I splash my feet around in the tub and devise a new plan. I’m going to name them. I get a box of salt from the kitchen and shake it over the water so it will be briny like the sea. I lie on the fuzzy bath mat and wait. It is almost six but the day is still warm. My legs stretch out past the mat and the tiles are cool.
“Leah?” Henry appears in the doorframe, searching for me. “What are you doing down there? The bathroom smells like a bar.”
“Welcome to the Lobstah Bah,” I tell him. Henry’s face is tan and his arms are covered in small scratches. The knees of his jeans are dark-wet and dirty. He has been planting. There have been thorns. He pads over to me in sock feet. He smells sweaty and like mulch.
“Are you okay?” he says. “Why are there lobsters in the tub?”
“Meet Lavender and Leopold. They eat scurf and they have names and so we should not eat them.” Still lying on the floor, I gesture toward the tub. “Don’t they look at home?”
“You stubborn girl,” he says. “I told you we didn’t have to do this.”
I sit up and Henry and I both kneel by the bath. He puts his hand on my back. Lavender and Leopold scuttle to opposite ends of the bathtub. Their carapaces are the color of dried blood and their legs are like machines and I wonder if they are married. But how would I know? I don’t even know their sexes. There is no way to tell which is the boy and which is the girl unless we eat them and see who has eggs inside and who has nothing.
“There wasn’t enough room in the sink,” I tell Henry. “They looked crowded.”
“Naturally,” he says. He leans an arm on the rim of the tub and rests his chin in the crook of his elbow. He looks so much a part of this house, like another piece grown out of it. The lobsters flick their antennae around. “It’s lucky you’re cunning ’cause you’re not much for cooking,” Henry says.
“Do you want to cook them?” I say, and curl into a position like his.
“If you think I’m eating something named Leopold, you’re crazy,” Henry says.
I say, “Let’s return them to the sea.”
We remove the lobsters’ rubber bands and wrap them in a beach towel. At the end of our backyard wooden steps descend to where the grass falls off into rock into sand. To our own tiny boardwalk with a dinghy tied up. To the coast.
The sun is fizzling out and I smell the musk of a small rotting carcass. The ocean stretches wide and green waves tumble in. Gulls are screaming. They have clever faces, spatter-patterned backs, mean spirits. Birds are hollow in their bones. I do not like the way they hang overhead.
I release the lobsters and Henry looks around cagily as they scuttle toward the tide line. If the neighbors see him, he will be laughed out of town. I crack up at the expression on his face.
“Oh sure, laugh,” Henry says. “You’re the one who’s got us on this lobster mission. Guys spend half their lives buggin’ and here we are dropping them back in the sea.”
I count trap buoys bobbing in the deep water, each one marking a pot.

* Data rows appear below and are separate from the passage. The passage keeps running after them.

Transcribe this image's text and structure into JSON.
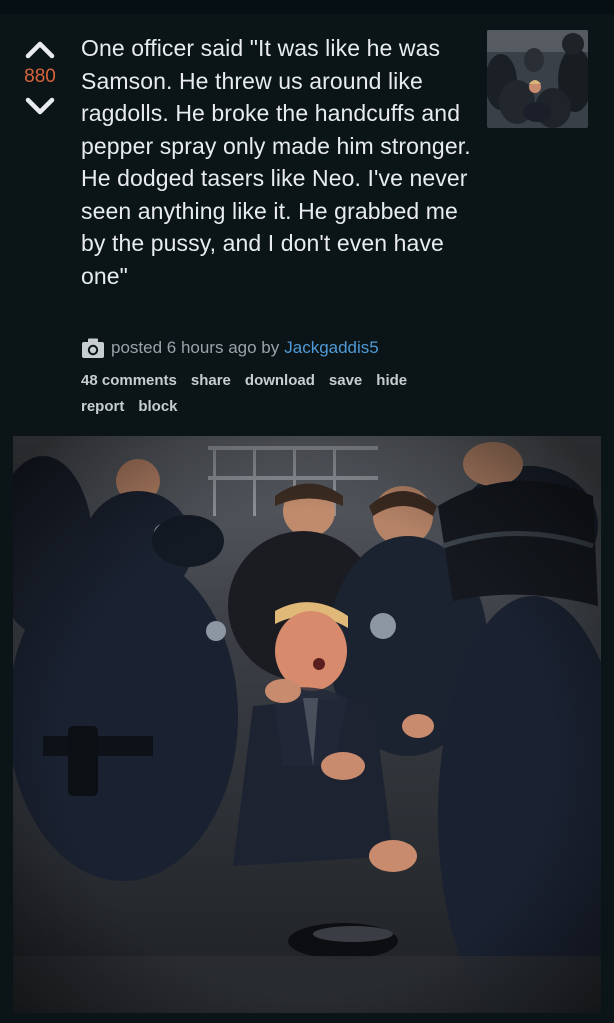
{
  "post": {
    "score": "880",
    "title": "One officer said \"It was like he was Samson. He threw us around like ragdolls. He broke the handcuffs and pepper spray only made him stronger. He dodged tasers like Neo. I've never seen anything like it. He grabbed me by the pussy, and I don't even have one\"",
    "posted_text": "posted 6 hours ago by",
    "author": "Jackgaddis5"
  },
  "actions": {
    "comments": "48 comments",
    "share": "share",
    "download": "download",
    "save": "save",
    "hide": "hide",
    "report": "report",
    "block": "block"
  },
  "colors": {
    "background": "#0b1416",
    "score": "#d9653b",
    "author_link": "#4f9ad8",
    "title_text": "#e8ecee"
  },
  "icons": {
    "upvote": "chevron-up-icon",
    "downvote": "chevron-down-icon",
    "meta": "camera-icon"
  }
}
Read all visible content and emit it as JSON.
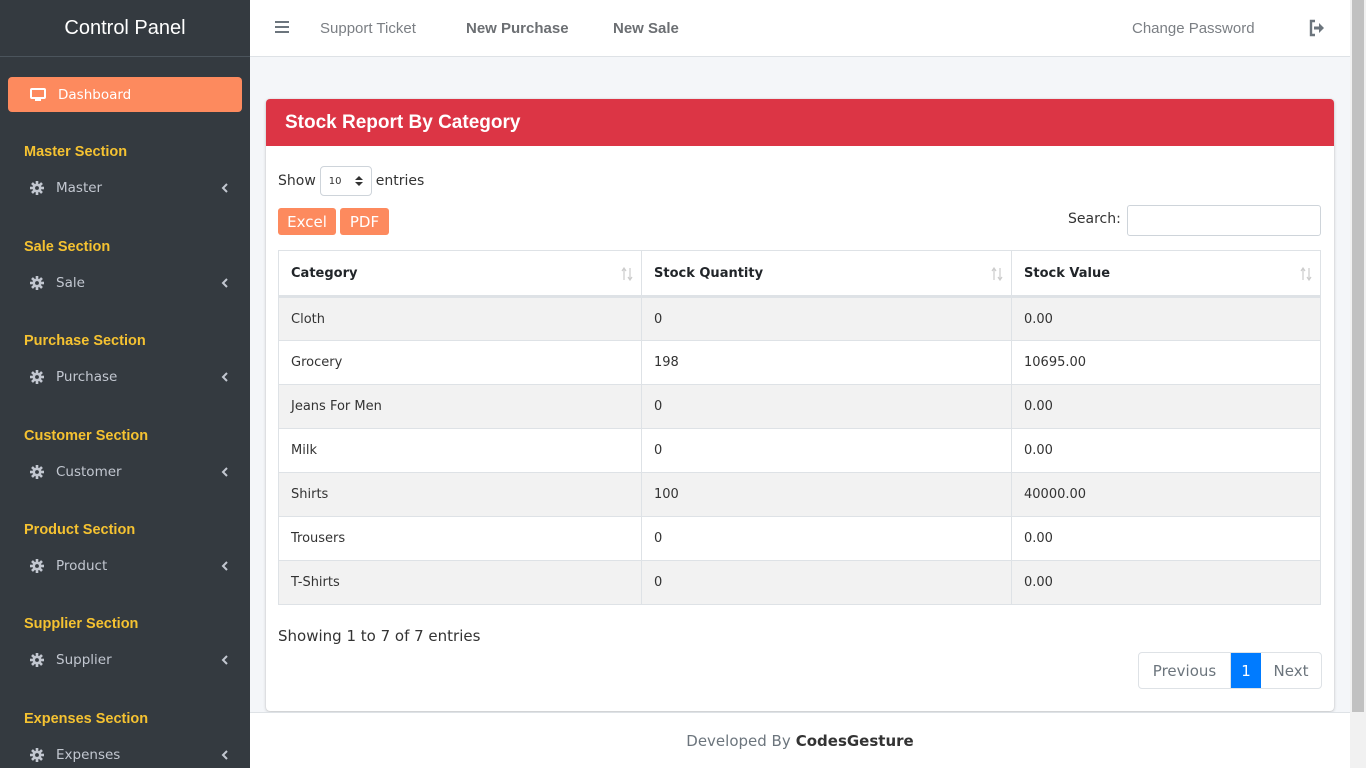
{
  "app": {
    "brand": "Control Panel",
    "dashboard_label": "Dashboard"
  },
  "sidebar": {
    "sections": [
      {
        "title": "Master Section",
        "item": "Master"
      },
      {
        "title": "Sale Section",
        "item": "Sale"
      },
      {
        "title": "Purchase Section",
        "item": "Purchase"
      },
      {
        "title": "Customer Section",
        "item": "Customer"
      },
      {
        "title": "Product Section",
        "item": "Product"
      },
      {
        "title": "Supplier Section",
        "item": "Supplier"
      },
      {
        "title": "Expenses Section",
        "item": "Expenses"
      }
    ]
  },
  "topnav": {
    "support": "Support Ticket",
    "new_purchase": "New Purchase",
    "new_sale": "New Sale",
    "change_password": "Change Password"
  },
  "card": {
    "title": "Stock Report By Category",
    "show_label": "Show",
    "entries_label": "entries",
    "page_size": "10",
    "excel_label": "Excel",
    "pdf_label": "PDF",
    "search_label": "Search:",
    "search_value": ""
  },
  "table": {
    "headers": [
      "Category",
      "Stock Quantity",
      "Stock Value"
    ],
    "rows": [
      [
        "Cloth",
        "0",
        "0.00"
      ],
      [
        "Grocery",
        "198",
        "10695.00"
      ],
      [
        "Jeans For Men",
        "0",
        "0.00"
      ],
      [
        "Milk",
        "0",
        "0.00"
      ],
      [
        "Shirts",
        "100",
        "40000.00"
      ],
      [
        "Trousers",
        "0",
        "0.00"
      ],
      [
        "T-Shirts",
        "0",
        "0.00"
      ]
    ]
  },
  "pagination": {
    "info": "Showing 1 to 7 of 7 entries",
    "previous": "Previous",
    "current": "1",
    "next": "Next"
  },
  "footer": {
    "prefix": "Developed By",
    "company": "CodesGesture"
  },
  "colors": {
    "sidebar": "#343a40",
    "accent": "#fd8a5e",
    "header_red": "#dc3545",
    "section_title": "#f5c231",
    "page_active": "#007bff"
  }
}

It seems like a cruel trick to me. These playful hunks of foam are jail markers, guiding fishermen to the places lobsters have come to practice poor decision making. Traps my lobsters may or may not be smart enough to avoid their second time around. Lavender and Leopold march until a wave crashes and they are gone.
Henry watches the spot where his dinner disappeared. His hair and eyebrows get wild in the sea air. His face tans, so quickly, and already I can see an underglow, a darkening. This is my husband in his natural habitat, in more ways than one. Our house is Henry’s childhood home. His parents passed away five and two years ago. June in an accident. Hank in a boat.

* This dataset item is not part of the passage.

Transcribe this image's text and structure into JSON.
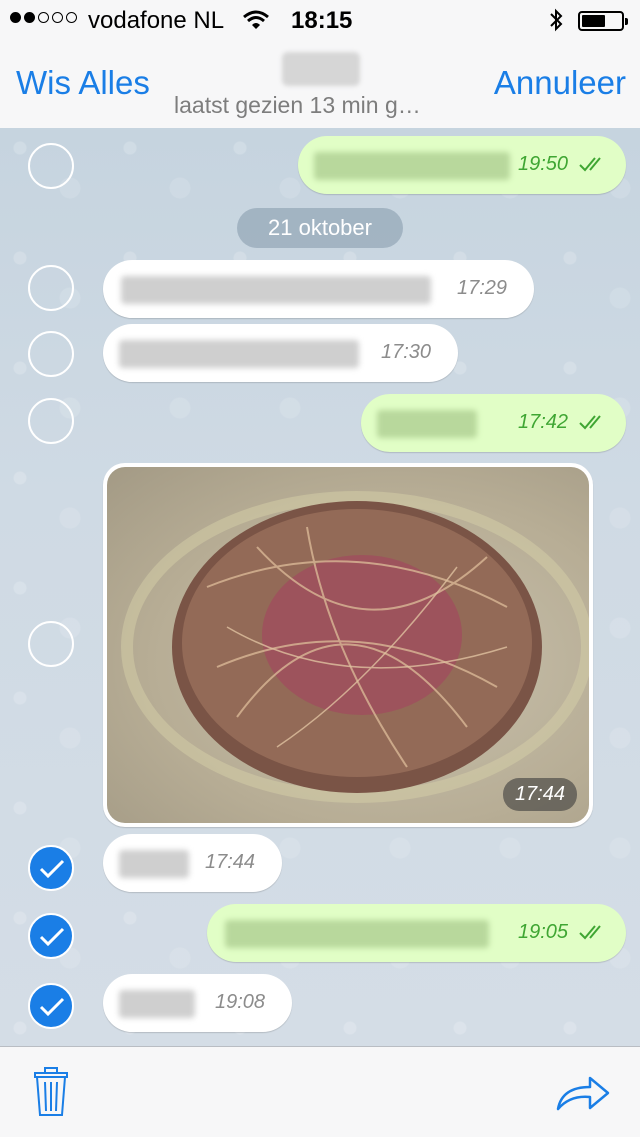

I hug on to him. “I’m sorry,” I say.
“Don’t be sorry,” Henry says. “Jeezum, just don’t buy any more, okay?”
The sun is sunk as we walk back.
T
HAT NIGHT, IN
bed, we are quiet although neither of us is sleeping. I wriggle so Henry can feel my arm against his back, but he doesn’t roll over.

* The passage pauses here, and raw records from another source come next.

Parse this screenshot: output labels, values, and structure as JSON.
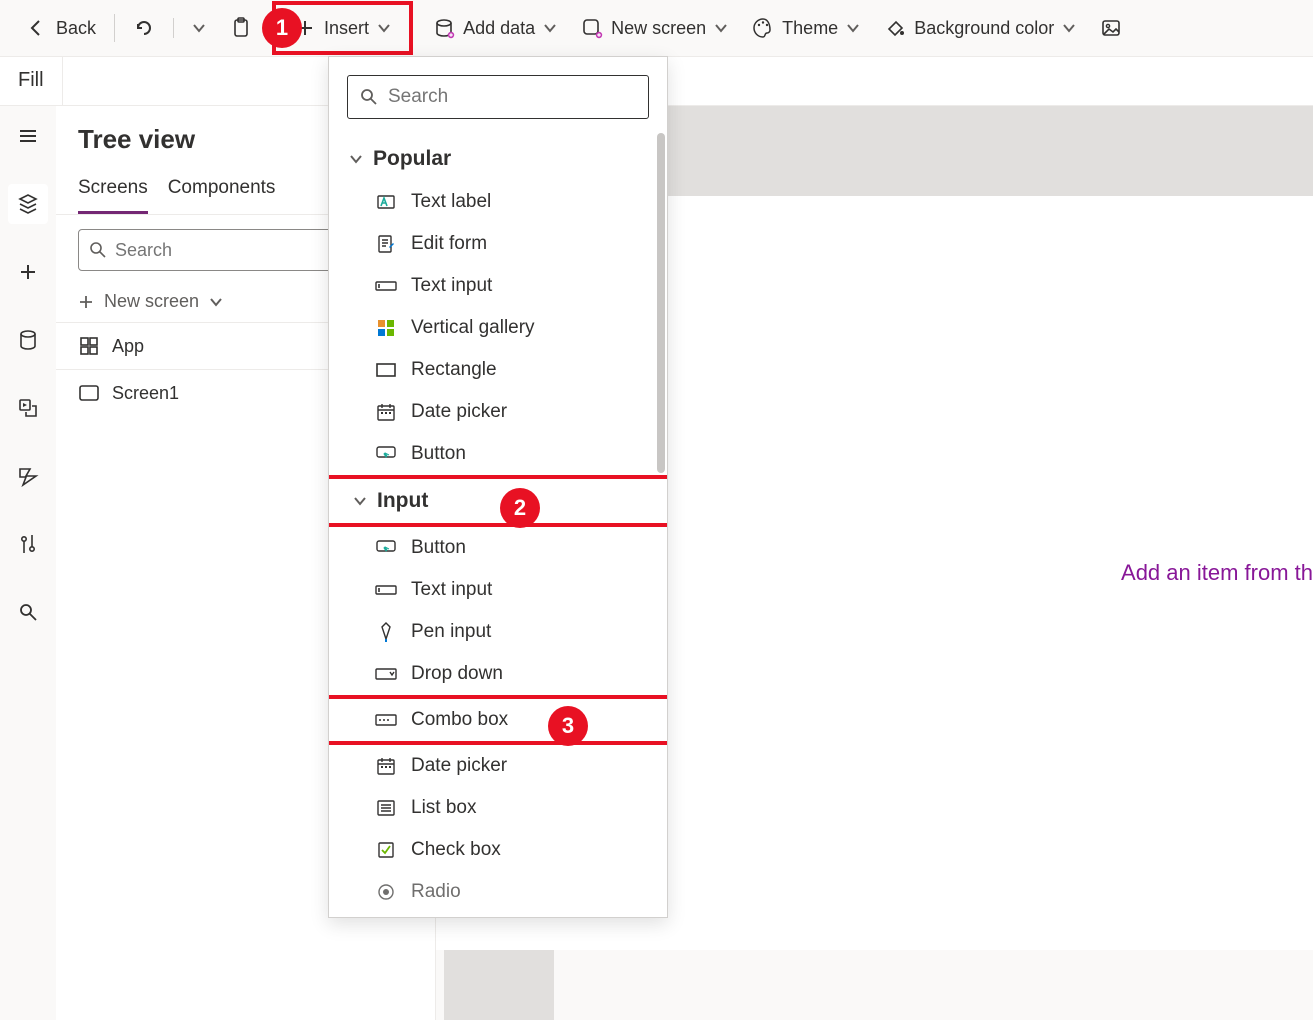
{
  "toolbar": {
    "back": "Back",
    "insert": "Insert",
    "add_data": "Add data",
    "new_screen": "New screen",
    "theme": "Theme",
    "background_color": "Background color"
  },
  "formula": {
    "property": "Fill"
  },
  "panel": {
    "title": "Tree view",
    "tab_screens": "Screens",
    "tab_components": "Components",
    "search_placeholder": "Search",
    "new_screen": "New screen",
    "items": {
      "app": "App",
      "screen1": "Screen1"
    }
  },
  "insert_panel": {
    "search_placeholder": "Search",
    "groups": {
      "popular": "Popular",
      "input": "Input"
    },
    "popular_items": [
      "Text label",
      "Edit form",
      "Text input",
      "Vertical gallery",
      "Rectangle",
      "Date picker",
      "Button"
    ],
    "input_items": [
      "Button",
      "Text input",
      "Pen input",
      "Drop down",
      "Combo box",
      "Date picker",
      "List box",
      "Check box",
      "Radio"
    ]
  },
  "canvas": {
    "message": "Add an item from th"
  },
  "badges": {
    "b1": "1",
    "b2": "2",
    "b3": "3"
  }
}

I want to mention that I am good at many things. To start, I am good at writing newspaper articles, which is what I did in New York. I’m also a good cook, a fast runner, and I am excellent at loving Henry. In fact, I did such a stellar job of loving Henry that three months ago he decided to marry me despite the fact that our two ages lumped together didn’t amount to half a century.